The State's Attorney's Office has specifically requested funding for three new criminal assistant state's attorneys, one new legal assistant and an investigator. They've also requested some money be allocated to increase technological capability for things like Zoom calls and digital storage space. According to the proposal, the average felony case involves between 500 gigabytes and 1 terabyte of data, now that most cases include video from squad cameras, body cameras and private surveillance cameras, as well as data from laptops, tablets and cellphones.
Other requests in the State's Attorney's proposal include funding to increase the hours of the office's IT specialist, who currently works 32 hours per week, and funding for a one-time bonus of $2,000 to be paid to each of the office's employees as a thank-you for the work they've done during the pandemic.
The Public Defender's Office submitted a proposal that included requests for improved technology and new staff, including a new assistant public defender and two contract attorneys who would work part-time on misdemeanors.
"I'm looking for viability options. Finding local people that know our system to assist us in resolving the backlog as contract attorneys. That's my idea," Durbin said. "The American Rescue Plan money will run out someday. So, trying to hire people from outside of the community to come in and assist us in resolving this backlog is untenable, because it's a short-time proposition. So, I'm looking for contract employees to come in and assist in that, in a short term, 12 to 18 months."
Villarreal said it could take as long as five years to return to normalcy. The backlog, she said, has forced difficult choices about who gets charged and who is held in the jail. Few defendants in non-violent cases are being held in the jail, and some smaller crimes, like possession of small amounts of controlled substances, aren't even being charged.
"We just don't have the staff anymore to prosecute, and we don't have any jail room to keep these people, which is fine because we don't need to be incarcerating a lot of these non-violent cases," Villarreal said. "But a lot of them do have victims that want some sort of restitution and are entitled to it."
She's also concerned for the people stuck waiting in jail because of the current backlog, she said.
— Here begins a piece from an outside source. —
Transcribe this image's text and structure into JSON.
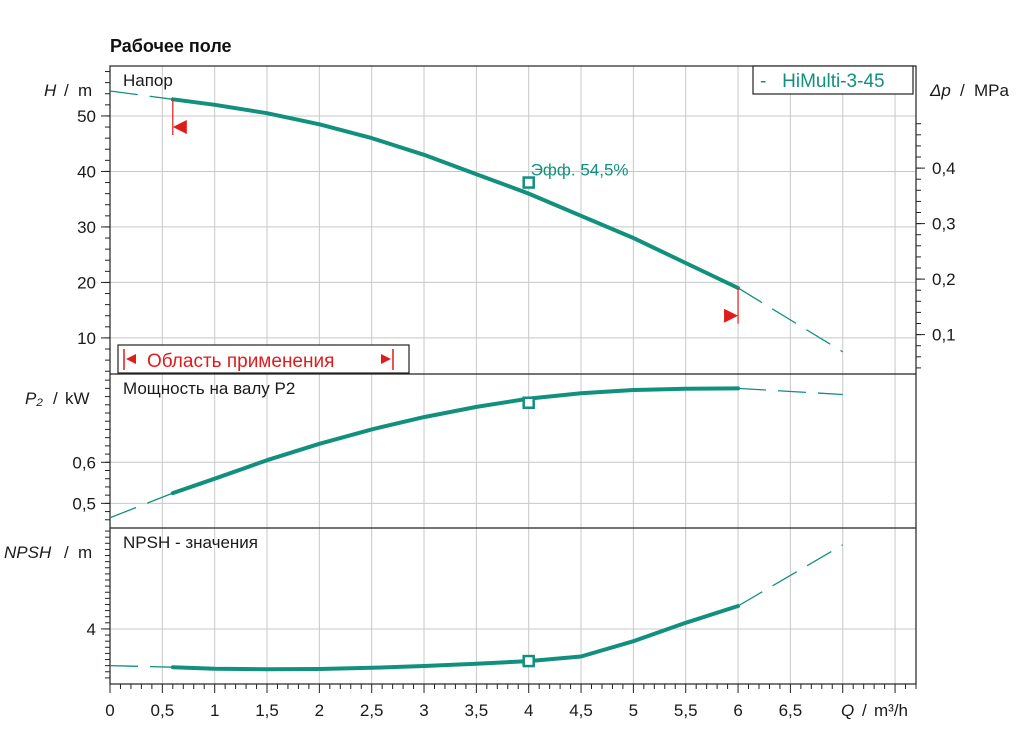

"I think some people forget that the State's Attorney's Office, our job is not just to represent the community and victims of crime, but we represent every single person in that jail, too, and they have rights as well, and we have to protect those rights. That includes their right to a trial, their right to not sit in that jail forever and languish," Villarreal said. "They have a right to be heard, and I'm very concerned that we have people that have been sitting there waiting for trials for so long. These things need to get moving."